A first simplification is that in Stokes' theorem, everything is happening on the surface. So in a certain sense it is a 2D theorem, not a 3D theorem. If we restrict to the parametrisation on the surface, Stokes' theorem is precisely Green's theorem.
So: how would you discover Green's theorem?
Let us start with a more intuitive theorem: the divergence theorem. The divergence theorem says that if you have a steady flow of water with a bunch of sources and sinks, then for any volume $V$ we pick, the net amount of water created inside $V$ is equal to the net amount water flowing through the surface of $V$.
I hope the idea behind this theorem is intuitive enough, even though translating it into formal language is another matter.
Notice now that there surely is a 2D version of the divergence theorem, where all the flowing of the water is happening in the plane. That theorem says that the net source in an area is equal to the net flow through the boundary curve of the area.
As it turns out, this is precisely Green's theorem. This is very unclear the way it is usually presented, where Green's theorem says something like "the amount of swirly in an area is equal to the line integral along the boundary", whatever that means.
Fortunately, it becomes much clearer when we rotate each vector of the vector field by $90$ degrees. Rotating the vector field by $90$ degrees turns every bit of swirly into a bit of divergence! And it turns the line integral along the curve into the flow through the curve, a much more intuitive concept.

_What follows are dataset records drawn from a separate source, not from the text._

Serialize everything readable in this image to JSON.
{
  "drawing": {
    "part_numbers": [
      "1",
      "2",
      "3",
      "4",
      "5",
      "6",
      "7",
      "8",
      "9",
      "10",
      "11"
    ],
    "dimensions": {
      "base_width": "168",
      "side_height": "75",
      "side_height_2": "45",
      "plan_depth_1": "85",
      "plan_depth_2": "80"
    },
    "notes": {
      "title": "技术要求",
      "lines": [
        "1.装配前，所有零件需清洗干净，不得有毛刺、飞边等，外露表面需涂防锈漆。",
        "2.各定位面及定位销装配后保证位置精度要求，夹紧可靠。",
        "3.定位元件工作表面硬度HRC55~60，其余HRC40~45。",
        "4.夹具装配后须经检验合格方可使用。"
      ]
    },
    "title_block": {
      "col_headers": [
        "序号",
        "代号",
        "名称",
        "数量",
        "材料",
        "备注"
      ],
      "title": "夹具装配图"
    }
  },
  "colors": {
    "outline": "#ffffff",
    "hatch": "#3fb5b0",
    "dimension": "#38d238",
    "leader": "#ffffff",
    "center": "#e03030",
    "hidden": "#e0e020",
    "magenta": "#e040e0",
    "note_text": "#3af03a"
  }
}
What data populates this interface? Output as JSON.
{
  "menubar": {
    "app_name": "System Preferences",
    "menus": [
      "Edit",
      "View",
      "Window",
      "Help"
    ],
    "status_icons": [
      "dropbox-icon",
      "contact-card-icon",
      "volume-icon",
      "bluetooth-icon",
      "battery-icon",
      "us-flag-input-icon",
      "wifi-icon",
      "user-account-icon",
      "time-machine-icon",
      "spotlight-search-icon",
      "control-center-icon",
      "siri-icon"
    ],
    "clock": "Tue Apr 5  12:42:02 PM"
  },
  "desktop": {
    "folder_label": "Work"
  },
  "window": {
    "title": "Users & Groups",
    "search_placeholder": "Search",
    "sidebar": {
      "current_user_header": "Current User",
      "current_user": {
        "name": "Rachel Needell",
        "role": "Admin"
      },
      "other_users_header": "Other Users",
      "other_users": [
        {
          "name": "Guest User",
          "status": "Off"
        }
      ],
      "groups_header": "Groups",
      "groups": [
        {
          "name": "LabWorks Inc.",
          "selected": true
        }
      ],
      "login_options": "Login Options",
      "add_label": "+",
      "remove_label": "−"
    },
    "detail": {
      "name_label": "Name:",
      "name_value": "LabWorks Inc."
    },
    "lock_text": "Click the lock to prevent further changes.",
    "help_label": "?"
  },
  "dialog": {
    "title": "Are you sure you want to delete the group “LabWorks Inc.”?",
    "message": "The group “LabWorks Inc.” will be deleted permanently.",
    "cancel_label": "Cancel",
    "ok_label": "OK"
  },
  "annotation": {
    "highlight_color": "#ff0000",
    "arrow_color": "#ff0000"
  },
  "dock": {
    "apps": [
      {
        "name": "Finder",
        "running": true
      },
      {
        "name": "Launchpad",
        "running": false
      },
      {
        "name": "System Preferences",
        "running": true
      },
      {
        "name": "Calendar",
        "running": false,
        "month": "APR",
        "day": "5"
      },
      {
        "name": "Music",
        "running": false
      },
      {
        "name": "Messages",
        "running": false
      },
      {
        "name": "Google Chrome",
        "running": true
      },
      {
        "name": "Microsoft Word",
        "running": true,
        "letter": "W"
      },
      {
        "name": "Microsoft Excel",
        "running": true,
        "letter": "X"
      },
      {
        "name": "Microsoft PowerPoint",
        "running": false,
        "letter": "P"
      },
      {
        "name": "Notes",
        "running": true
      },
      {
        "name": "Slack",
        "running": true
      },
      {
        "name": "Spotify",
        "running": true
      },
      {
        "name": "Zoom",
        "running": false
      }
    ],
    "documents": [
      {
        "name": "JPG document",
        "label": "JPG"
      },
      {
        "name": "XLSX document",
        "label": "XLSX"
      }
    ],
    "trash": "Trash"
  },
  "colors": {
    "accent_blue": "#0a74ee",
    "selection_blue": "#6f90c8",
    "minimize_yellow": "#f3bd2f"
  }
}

If we look at the statement it becomes more clear. The usual statement is if you have a vector field $(L,M)$ then we have
$$\oint Ldx + Mdy = \iint \left(\frac{\partial M}{\partial x} - \frac{\partial L}{\partial y}\right)\,dxdy$$
Notice that rotating by $90$ degrees gives $(L,M) \mapsto (-M,L)$ so we get
$$\oint Ldy - Mdx = \iint \left(\frac{\partial L}{\partial x} + \frac{\partial M}{\partial y}\right)\,dxdy$$
We see the 2D divergence $\frac{\partial L}{\partial x} + \frac{\partial M}{\partial y}$ on the right hand side, and on the left we see $$Ldy - Mdx = (L,M) \cdot (dy,-dx) = (L,M) \cdot \hat{n},$$ i.e. the flow through the boundary.